THOUSAND OAKS — City Councilman Andy Fox wants to come to the aid of residents who complain that their children are unfairly barred from a new school in their neighborhood.
Fox wants to delay construction approval for 252 new homes in the proposed Woodridge development until the city and Conejo Valley school district officials can fully assess the project's effects on local elementary schools.
For the Record
Los Angeles Times Tuesday December 9, 1997 Ventura County Edition Metro Part B Page 4 Zones Desk 1 inches; 30 words Type of Material: Correction
Redistricting vote--Recent articles have given an incorrect date for the Conejo Valley Unified School District's vote on attendance boundaries for Lang Ranch Elementary School. The board will vote tonight.
Dozens of parents are outraged at the prospect of continuing to drive their children to other schools after Lang Ranch Elementary School opens within walking distance. While many existing homes are left out of the school's attendance boundaries, homes in Woodridge, although not yet built, are included.
School officials say stalling the Woodridge project would have no effect on their plans for the new school, but Fox thinks that the City Council needs to stand in support of present residents, not future ones.
"Basically, I want to stop the project in its tracks," Fox said Thursday.
The City Council was planning to consider housing allocations for the Woodridge development at its regular meeting Tuesday night. Fox said he will ask his council colleagues to withhold approvals that would enable Woodridge developers to obtain city permits to build.
In a memo faxed to his council colleagues Thursday, Fox said he initially supported the project because school officials promised to offset any harm to present residents caused by new development.
But forcing parents to continue driving their children to schools on the other side of the Moorpark Freeway when a new one sits in their own neighborhood makes no sense, Fox said, especially since parents in the new Woodridge development, which sits atop a steep hill, would have to drive their children up and down the hilly roads to the new school anyway.
The new school is set to open next fall. School officials Wednesday released a new map of attendance boundaries that still leave 420 homes in the vicinity of new school out of the boundary proposal. The homes, with about 200 children, sit in an area bordered by Sunset Hills Boulevard, Erbes Road and Avenida de los Arboles.
School officials say they drew the map according to the Lang Ranch Specific Plan of 1986, which did not include the homes.

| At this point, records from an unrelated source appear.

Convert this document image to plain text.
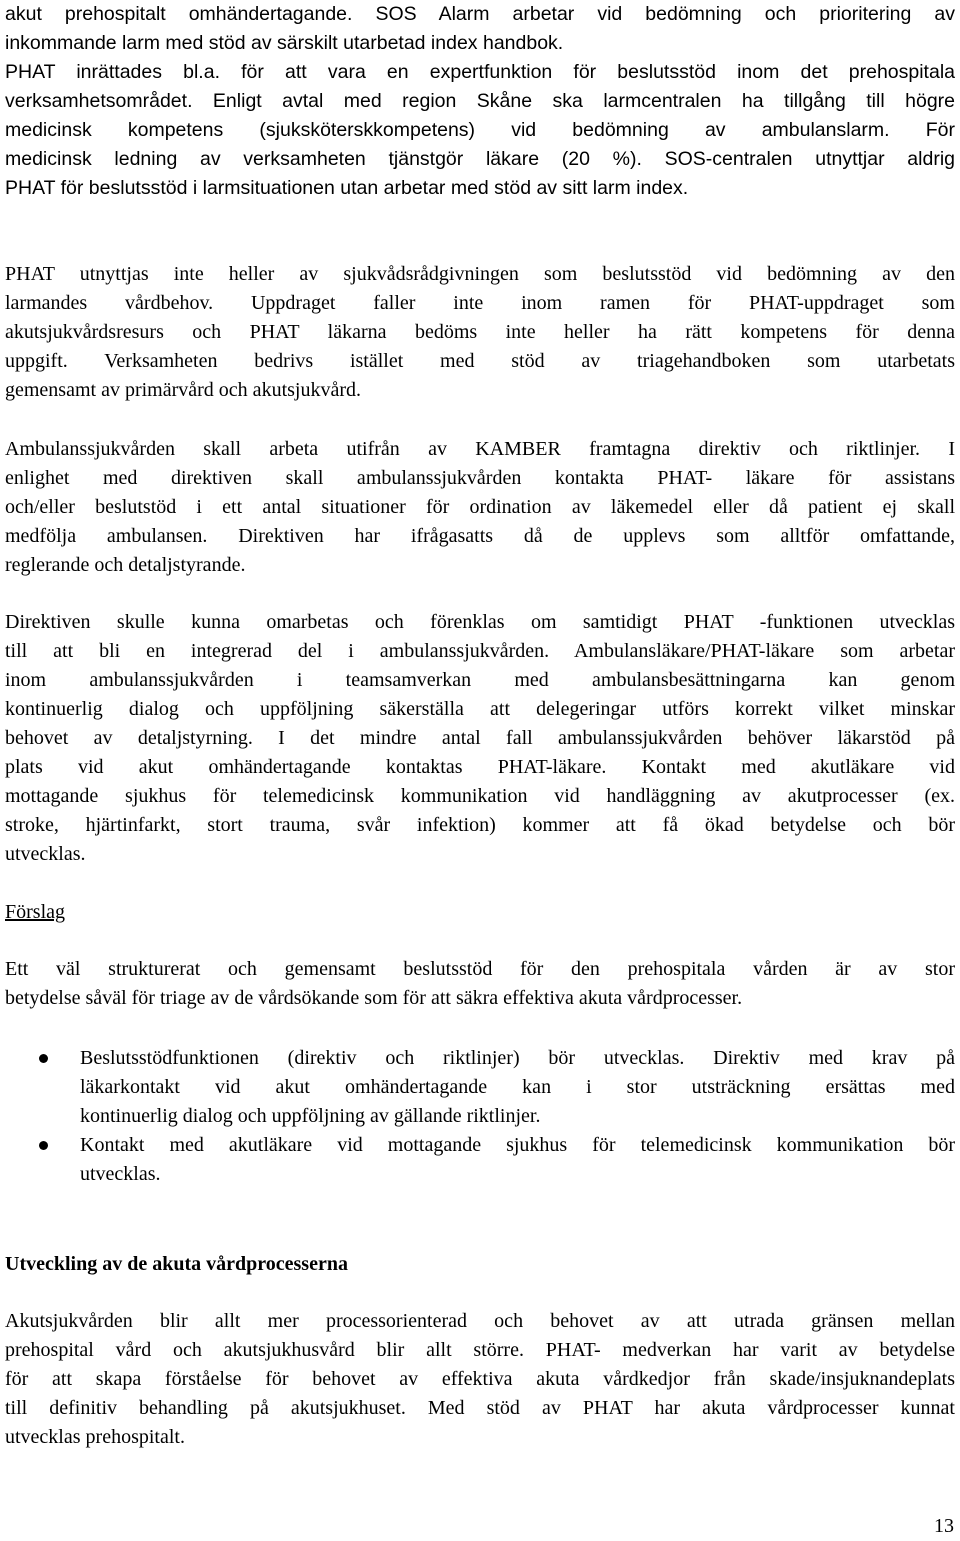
akut prehospitalt omhändertagande. SOS Alarm arbetar vid bedömning och prioritering av
inkommande larm med stöd av särskilt utarbetad index handbok.

PHAT inrättades bl.a. för att vara en expertfunktion för beslutsstöd inom det prehospitala
verksamhetsområdet. Enligt avtal med region Skåne ska larmcentralen ha tillgång till högre
medicinsk kompetens (sjuksköterskkompetens) vid bedömning av ambulanslarm. För
medicinsk ledning av verksamheten tjänstgör läkare (20 %). SOS-centralen utnyttjar aldrig
PHAT för beslutsstöd i larmsituationen utan arbetar med stöd av sitt larm index.

PHAT utnyttjas inte heller av sjukvådsrådgivningen som beslutsstöd vid bedömning av den
larmandes vårdbehov. Uppdraget faller inte inom ramen för PHAT-uppdraget som
akutsjukvårdsresurs och PHAT läkarna bedöms inte heller ha rätt kompetens för denna
uppgift. Verksamheten bedrivs istället med stöd av triagehandboken som utarbetats
gemensamt av primärvård och akutsjukvård.

Ambulanssjukvården skall arbeta utifrån av KAMBER framtagna direktiv och riktlinjer. I
enlighet med direktiven skall ambulanssjukvården kontakta PHAT- läkare för assistans
och/eller beslutstöd i ett antal situationer för ordination av läkemedel eller då patient ej skall
medfölja ambulansen. Direktiven har ifrågasatts då de upplevs som alltför omfattande,
reglerande och detaljstyrande.

Direktiven skulle kunna omarbetas och förenklas om samtidigt PHAT -funktionen utvecklas
till att bli en integrerad del i ambulanssjukvården. Ambulansläkare/PHAT-läkare som arbetar
inom ambulanssjukvården i teamsamverkan med ambulansbesättningarna kan genom
kontinuerlig dialog och uppföljning säkerställa att delegeringar utförs korrekt vilket minskar
behovet av detaljstyrning. I det mindre antal fall ambulanssjukvården behöver läkarstöd på
plats vid akut omhändertagande kontaktas PHAT-läkare. Kontakt med akutläkare vid
mottagande sjukhus för telemedicinsk kommunikation vid handläggning av akutprocesser (ex.
stroke, hjärtinfarkt, stort trauma, svår infektion) kommer att få ökad betydelse och bör
utvecklas.

Förslag

Ett väl strukturerat och gemensamt beslutsstöd för den prehospitala vården är av stor
betydelse såväl för triage av de vårdsökande som för att säkra effektiva akuta vårdprocesser.

Beslutsstödfunktionen (direktiv och riktlinjer) bör utvecklas. Direktiv med krav på
läkarkontakt vid akut omhändertagande kan i stor utsträckning ersättas med
kontinuerlig dialog och uppföljning av gällande riktlinjer.
Kontakt med akutläkare vid mottagande sjukhus för telemedicinsk kommunikation bör
utvecklas.

Utveckling av de akuta vårdprocesserna

Akutsjukvården blir allt mer processorienterad och behovet av att utrada gränsen mellan
prehospital vård och akutsjukhusvård blir allt större. PHAT- medverkan har varit av betydelse
för att skapa förståelse för behovet av effektiva akuta vårdkedjor från skade/insjuknandeplats
till definitiv behandling på akutsjukhuset. Med stöd av PHAT har akuta vårdprocesser kunnat
utvecklas prehospitalt.

13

Councilwoman Linda Parks, long an opponent of the Woodridge project, said she didn't plan to vote for the housing allocations anyway.
"Too bad he didn't consider this when he voted for it" initially, Parks said of Fox's plan. "That's precisely part of the problem. I think the city needs to start addressing the impact of public schools when it approves development projects."
Newly appointed Mayor Michael Markey said he too was convinced by school officials that the development would not neglect present residents. He said he will support Fox's proposal to delay development plans for Woodridge.
Meanwhile, the school board will hold a study session on the proposed boundaries Tuesday evening and cast a final vote Wednesday.
The boundary proposal issued by the district Wednesday was a second stab at appeasing residents. The new map added about 90 homes on Laurelwood and Parkview drives that previously had been excluded from the new school.
Even if the city blocks or slows development plans for Woodridge, it is of no concern to the school district, Assistant Supt. Gary Mortimer said.
The district does not need the $1.8 million in Woodridge development fees earmarked for schools in order to build the new school, he said.
"I don't think Fox's plan would influence us one way or another," Mortimer said. "We're not in the land development business; we're in the teaching kids business."
About 80 elementary schoolchildren are expected to live in Woodridge homes, an exclusive enclave set for a figure-eight swath of hilly land on the Simi Valley-Thousand Oaks border.
Even if those children never come, school officials say there would still not be room to accommodate the 200 children excluded in the district's boundary map.
Mortimer said there are several other developments, including the Eagle Ridge, Verdigris and Summit tracts, whose children are likely to attend the new school.
"The Woodridge kids are just one part of a larger picture," Mortimer said.